UK police arrest Iranian men over alleged attack plot in major counterterror operation

The Hill04-05-2025
LONDON (AP) — British counterterrorism officers arrested four Iranian men over an alleged plot to attack an unspecified target and three others over a national security threat, police said Sunday. The government called them the biggest 'counter state threat and counterterrorism' operations for years.
The Metropolitan Police force said five men aged between 29 and 46 were detained Saturday in various parts of England under the Terrorism Act on suspicion of preparing 'a terrorist act.'
Four are Iranian citizens and the nationality of the fifth was still being established.
Police said the attack plot targeted a single location that was not being named 'for operational reasons.' It said the premises was being given 'advice and support.'
All the suspects were being questioned at police stations and have not been charged. Police said they are searching several properties in London, the Manchester area of northwest England and Swindon in western England.
Forensic officers in blue overalls were photographed at a house in Rochdale, Greater Manchester, where one of the men was detained. Three of the counterterror arrests took place in the Greater Manchester area, one in London and one in Swindon.
Rochdale resident Kyle Warren told Sky News he 'heard a massive bang' and saw '20 or 30 police with guns' drag a man from a neighboring house.
'We've seen a man getting pulled out from the back, basically got dragged down the side entry and thrown into all the bushes and then handcuffed,' he said.
Commander Dominic Murphy, head of the force's Counter Terrorism Command, said police are still working to establish a motive 'as well as to identify whether there may be any further risk to the public.'
Separately, three other Iranian men, aged 39, 44 and 55, were arrested in London on suspicion of a national security offense as part of an unrelated investigation, police said.
Home Secretary Yvette Cooper said 'these were two major operations that reflect some of the biggest counter-state threat and counterterrorism operations that we have seen in recent years.'
Britain's domestic intelligence service has warned of a growing threat from attackers linked to Tehran.
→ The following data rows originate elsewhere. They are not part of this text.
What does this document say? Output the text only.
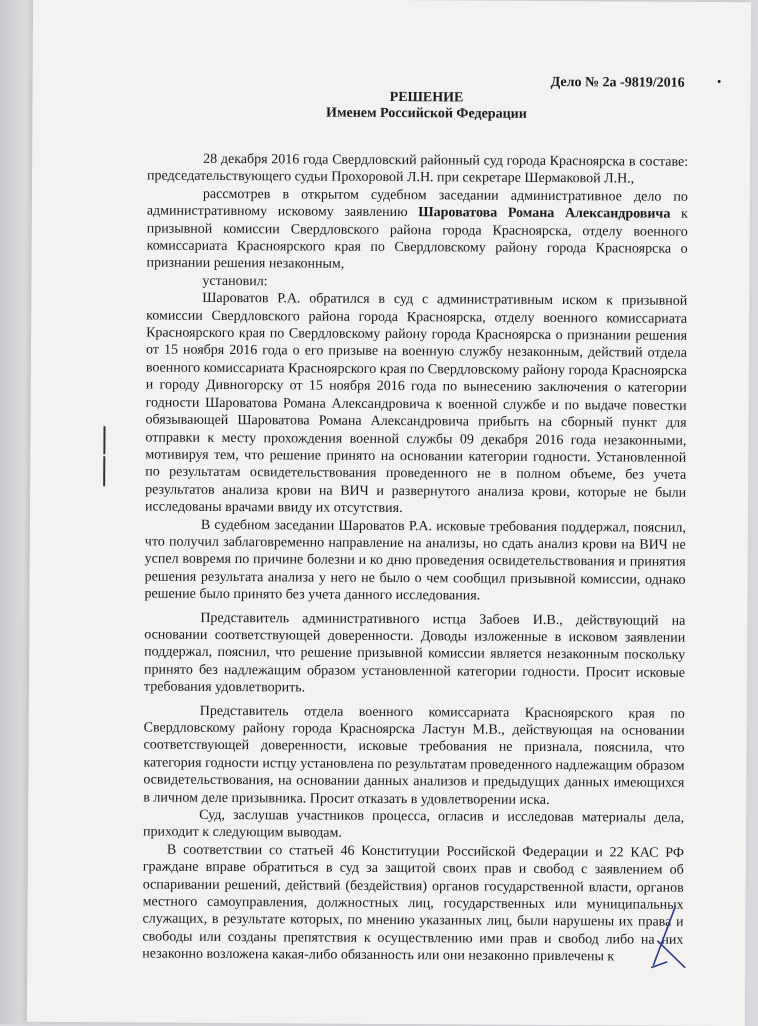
Дело № 2а -9819/2016
РЕШЕНИЕ
Именем Российской Федерации

28 декабря 2016 года Свердловский районный суд города Красноярска в составе: председательствующего судьи Прохоровой Л.Н. при секретаре Шермаковой Л.Н.,

рассмотрев в открытом судебном заседании административное дело по административному исковому заявлению Шароватова Романа Александровича к призывной комиссии Свердловского района города Красноярска, отделу военного комиссариата Красноярского края по Свердловскому району города Красноярска о признании решения незаконным,

установил:

Шароватов Р.А. обратился в суд с административным иском к призывной комиссии Свердловского района города Красноярска, отделу военного комиссариата Красноярского края по Свердловскому району города Красноярска о признании решения от 15 ноября 2016 года о его призыве на военную службу незаконным, действий отдела военного комиссариата Красноярского края по Свердловскому району города Красноярска и городу Дивногорску от 15 ноября 2016 года по вынесению заключения о категории годности Шароватова Романа Александровича к военной службе и по выдаче повестки обязывающей Шароватова Романа Александровича прибыть на сборный пункт для отправки к месту прохождения военной службы 09 декабря 2016 года незаконными, мотивируя тем, что решение принято на основании категории годности. Установленной по результатам освидетельствования проведенного не в полном объеме, без учета результатов анализа крови на ВИЧ и развернутого анализа крови, которые не были исследованы врачами ввиду их отсутствия.

В судебном заседании Шароватов Р.А. исковые требования поддержал, пояснил, что получил заблаговременно направление на анализы, но сдать анализ крови на ВИЧ не успел вовремя по причине болезни и ко дню проведения освидетельствования и принятия решения результата анализа у него не было о чем сообщил призывной комиссии, однако решение было принято без учета данного исследования.

Представитель административного истца Забоев И.В., действующий на основании соответствующей доверенности. Доводы изложенные в исковом заявлении поддержал, пояснил, что решение призывной комиссии является незаконным поскольку принято без надлежащим образом установленной категории годности. Просит исковые требования удовлетворить.

Представитель отдела военного комиссариата Красноярского края по Свердловскому району города Красноярска Ластун М.В., действующая на основании соответствующей доверенности, исковые требования не признала, пояснила, что категория годности истцу установлена по результатам проведенного надлежащим образом освидетельствования, на основании данных анализов и предыдущих данных имеющихся в личном деле призывника. Просит отказать в удовлетворении иска.

Суд, заслушав участников процесса, огласив и исследовав материалы дела, приходит к следующим выводам.

В соответствии со статьей 46 Конституции Российской Федерации и 22 КАС РФ граждане вправе обратиться в суд за защитой своих прав и свобод с заявлением об оспаривании решений, действий (бездействия) органов государственной власти, органов местного самоуправления, должностных лиц, государственных или муниципальных служащих, в результате которых, по мнению указанных лиц, были нарушены их права и свободы или созданы препятствия к осуществлению ими прав и свобод либо на них незаконно возложена какая-либо обязанность или они незаконно привлечены к
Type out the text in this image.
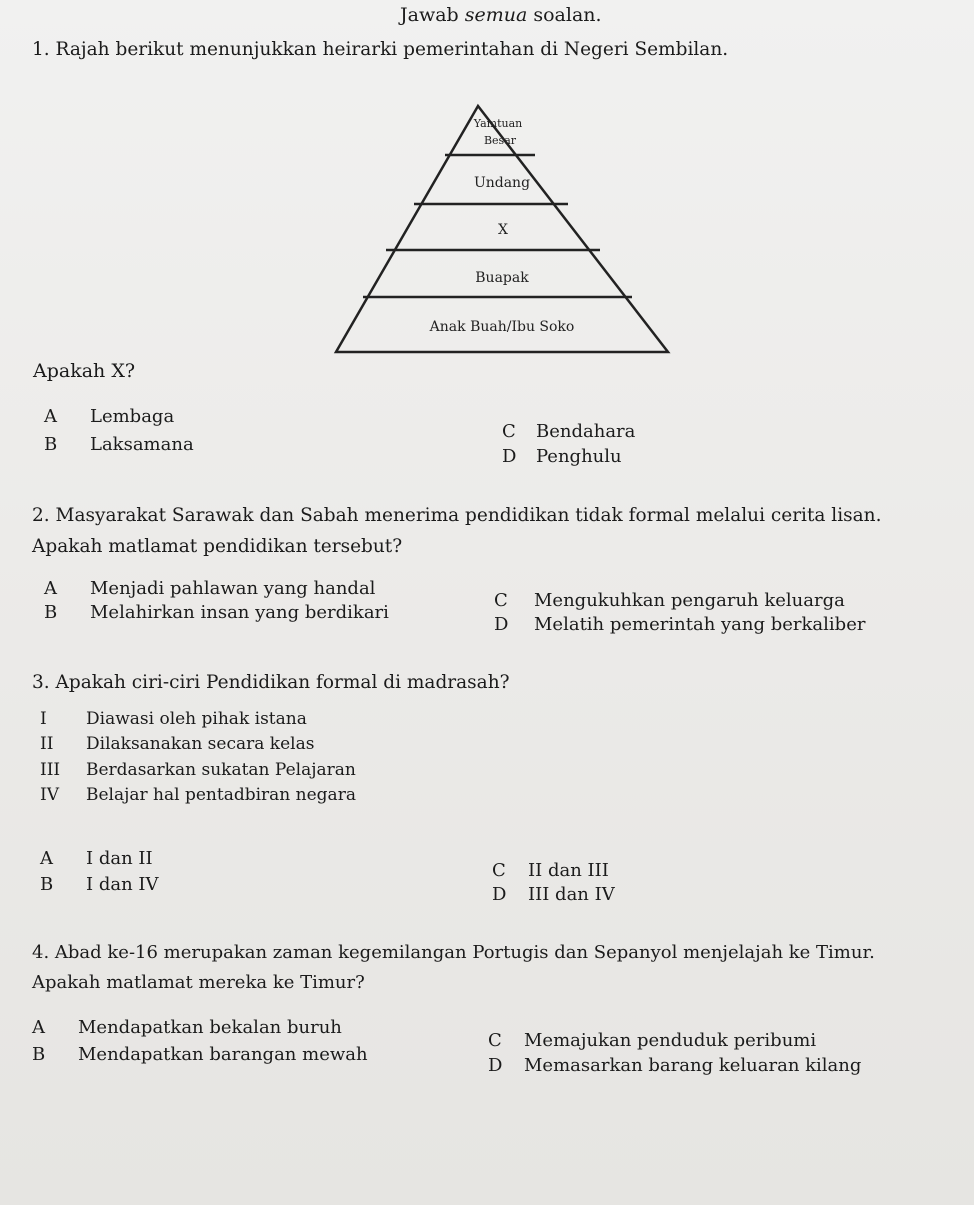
Jawab semua soalan.
1. Rajah berikut menunjukkan heirarki pemerintahan di Negeri Sembilan.
Yamtuan
Besar
Undang
X
Buapak
Anak Buah/Ibu Soko
Apakah X?
A Lembaga
B Laksamana
C Bendahara
D Penghulu
2. Masyarakat Sarawak dan Sabah menerima pendidikan tidak formal melalui cerita lisan.
Apakah matlamat pendidikan tersebut?
A Menjadi pahlawan yang handal
B Melahirkan insan yang berdikari
C Mengukuhkan pengaruh keluarga
D Melatih pemerintah yang berkaliber
3. Apakah ciri-ciri Pendidikan formal di madrasah?
I Diawasi oleh pihak istana
II Dilaksanakan secara kelas
III Berdasarkan sukatan Pelajaran
IV Belajar hal pentadbiran negara
A I dan II
B I dan IV
C II dan III
D III dan IV
4. Abad ke-16 merupakan zaman kegemilangan Portugis dan Sepanyol menjelajah ke Timur.
Apakah matlamat mereka ke Timur?
A Mendapatkan bekalan buruh
B Mendapatkan barangan mewah
C Memajukan penduduk peribumi
D Memasarkan barang keluaran kilang
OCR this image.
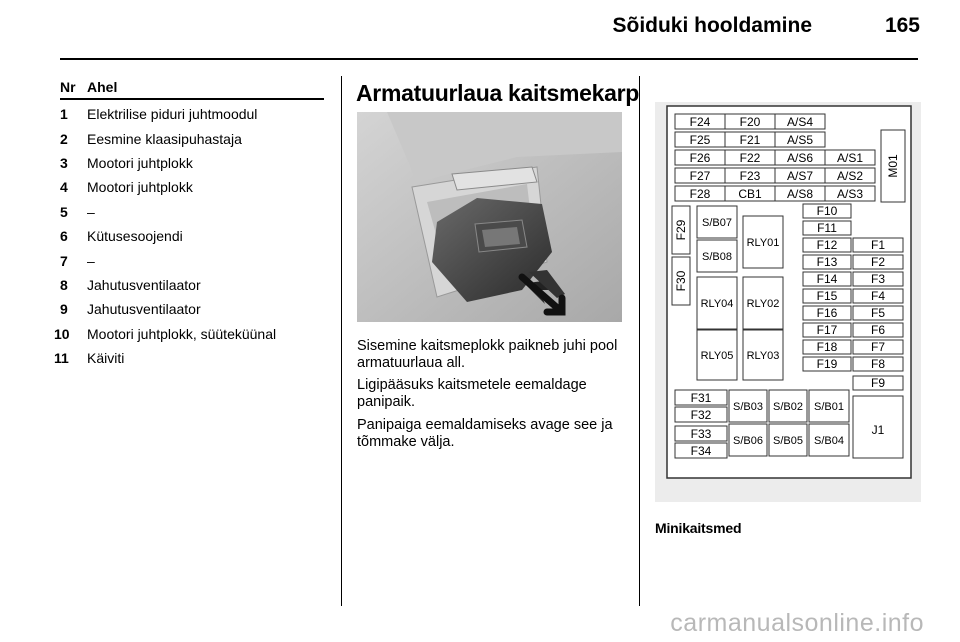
Sõiduki hooldamine	165
Nr Ahel
1	Elektrilise piduri juhtmoodul
2	Eesmine klaasipuhastaja
3	Mootori juhtplokk
4	Mootori juhtplokk
5	–
6	Kütusesoojendi
7	–
8	Jahutusventilaator
9	Jahutusventilaator
10	Mootori juhtplokk, süüteküünal
11	Käiviti
Armatuurlaua kaitsmekarp
Sisemine kaitsmeplokk paikneb juhi pool armatuurlaua all.
Ligipääsuks kaitsmetele eemaldage panipaik.
Panipaiga eemaldamiseks avage see ja tõmmake välja.
F24 F20 A/S4
F25 F21 A/S5
F26 F22 A/S6 A/S1
F27 F23 A/S7 A/S2
F28 CB1 A/S8 A/S3
M01
F29
F30
S/B07
S/B08
RLY01
RLY04 RLY02
RLY05 RLY03
F10
F11
F12
F13
F14
F15
F16
F17
F18
F19
F1
F2
F3
F4
F5
F6
F7
F8
F9
F31
F32
F33
F34
S/B03 S/B02 S/B01
S/B06 S/B05 S/B04
J1
Minikaitsmed
carmanualsonline.info
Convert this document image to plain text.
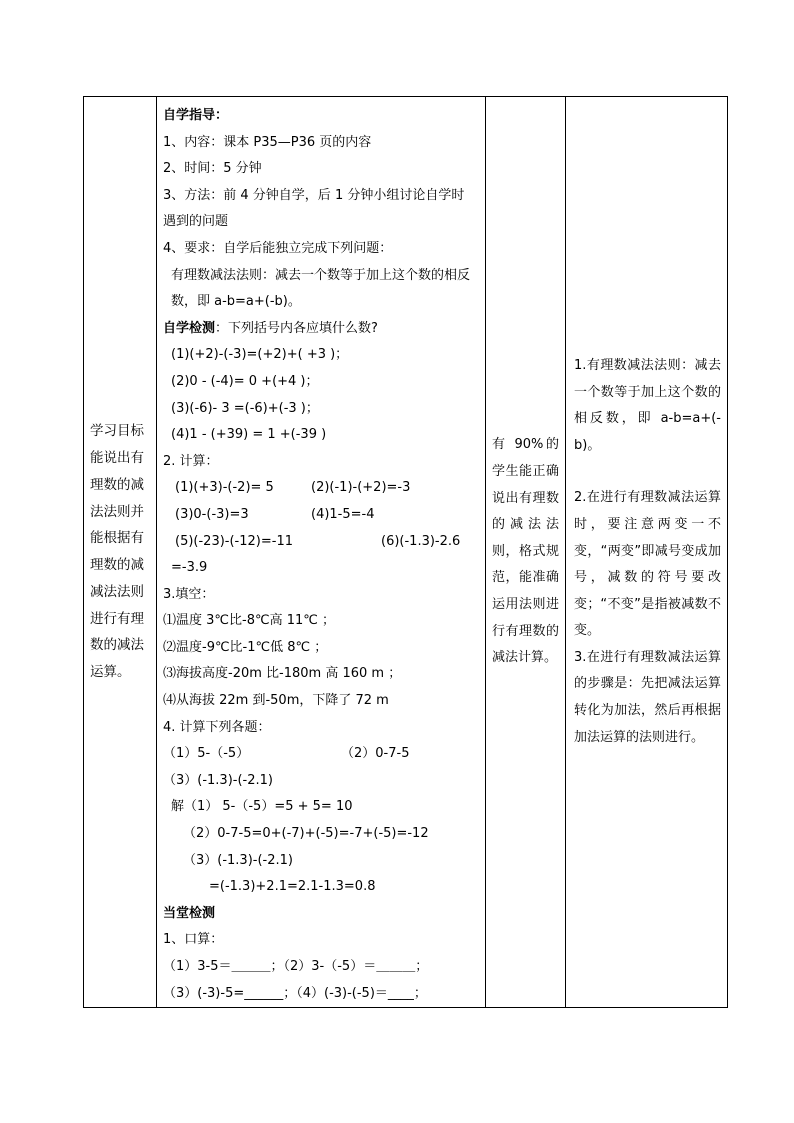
学习目标能说出有理数的减法法则并能根据有理数的减减法法则进行有理数的减法运算。

自学指导：
1、内容：课本 P35—P36 页的内容
2、时间：5 分钟
3、方法：前 4 分钟自学，后 1 分钟小组讨论自学时遇到的问题
4、要求：自学后能独立完成下列问题：
有理数减法法则：减去一个数等于加上这个数的相反数，即 a-b=a+(-b)。
自学检测：下列括号内各应填什么数?
(1)(+2)-(-3)=(+2)+( +3 )；
(2)0 - (-4)= 0 +(+4 )；
(3)(-6)- 3 =(-6)+(-3 )；
(4)1 - (+39) = 1 +(-39 )
2. 计算：
(1)(+3)-(-2)= 5	(2)(-1)-(+2)=-3
(3)0-(-3)=3	(4)1-5=-4
(5)(-23)-(-12)=-11	(6)(-1.3)-2.6
=-3.9
3.填空：
⑴温度 3℃比-8℃高 11℃ ；
⑵温度-9℃比-1℃低 8℃ ；
⑶海拔高度-20m 比-180m 高 160 m ；
⑷从海拔 22m 到-50m，下降了 72 m
4. 计算下列各题：
（1）5-（-5）	（2）0-7-5
（3）(-1.3)-(-2.1)
解（1） 5-（-5）=5 + 5= 10
（2）0-7-5=0+(-7)+(-5)=-7+(-5)=-12
（3）(-1.3)-(-2.1)
=(-1.3)+2.1=2.1-1.3=0.8
当堂检测
1、口算：
（1）3-5＝＿＿＿；（2）3-（-5）＝＿＿＿；
（3）(-3)-5=______；（4）(-3)-(-5)＝____；

有 90%的学生能正确说出有理数的减法法则，格式规范，能准确运用法则进行有理数的减法计算。

1.有理数减法法则：减去一个数等于加上这个数的相反数，即 a-b=a+(-b)。
2.在进行有理数减法运算时，要注意两变一不变，“两变”即减号变成加号，减数的符号要改变；“不变”是指被减数不变。
3.在进行有理数减法运算的步骤是：先把减法运算转化为加法，然后再根据加法运算的法则进行。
Cooper said 'the ongoing investigation is immensely important' to determine whether the arrests were connected to the Iranian state. She said 'this reflects the complexity of the kinds of challenges to our national security that we continue to face.'
In October, the head of the MI5 domestic security service, Ken McCallum, said his agents and police have tackled 20 'potentially lethal' plots backed by Iran since 2022, most aimed at Iranians in the U.K. who oppose the country's authorities.
He said at the time there was the risk 'of an increase in, or broadening of, Iranian state aggression in the U.K.' if conflicts in the Middle East deepened.
In March 2024, Pouria Zeraati, a presenter at a Farsi-language television station critical of the Iranian government, was stabbed in the leg outside his home in London. Two men were later arrested in Romania and charged over the attack.
The U.K.'s official terror threat level stands at 'substantial,' the middle of a five-point scale, meaning an attack is likely.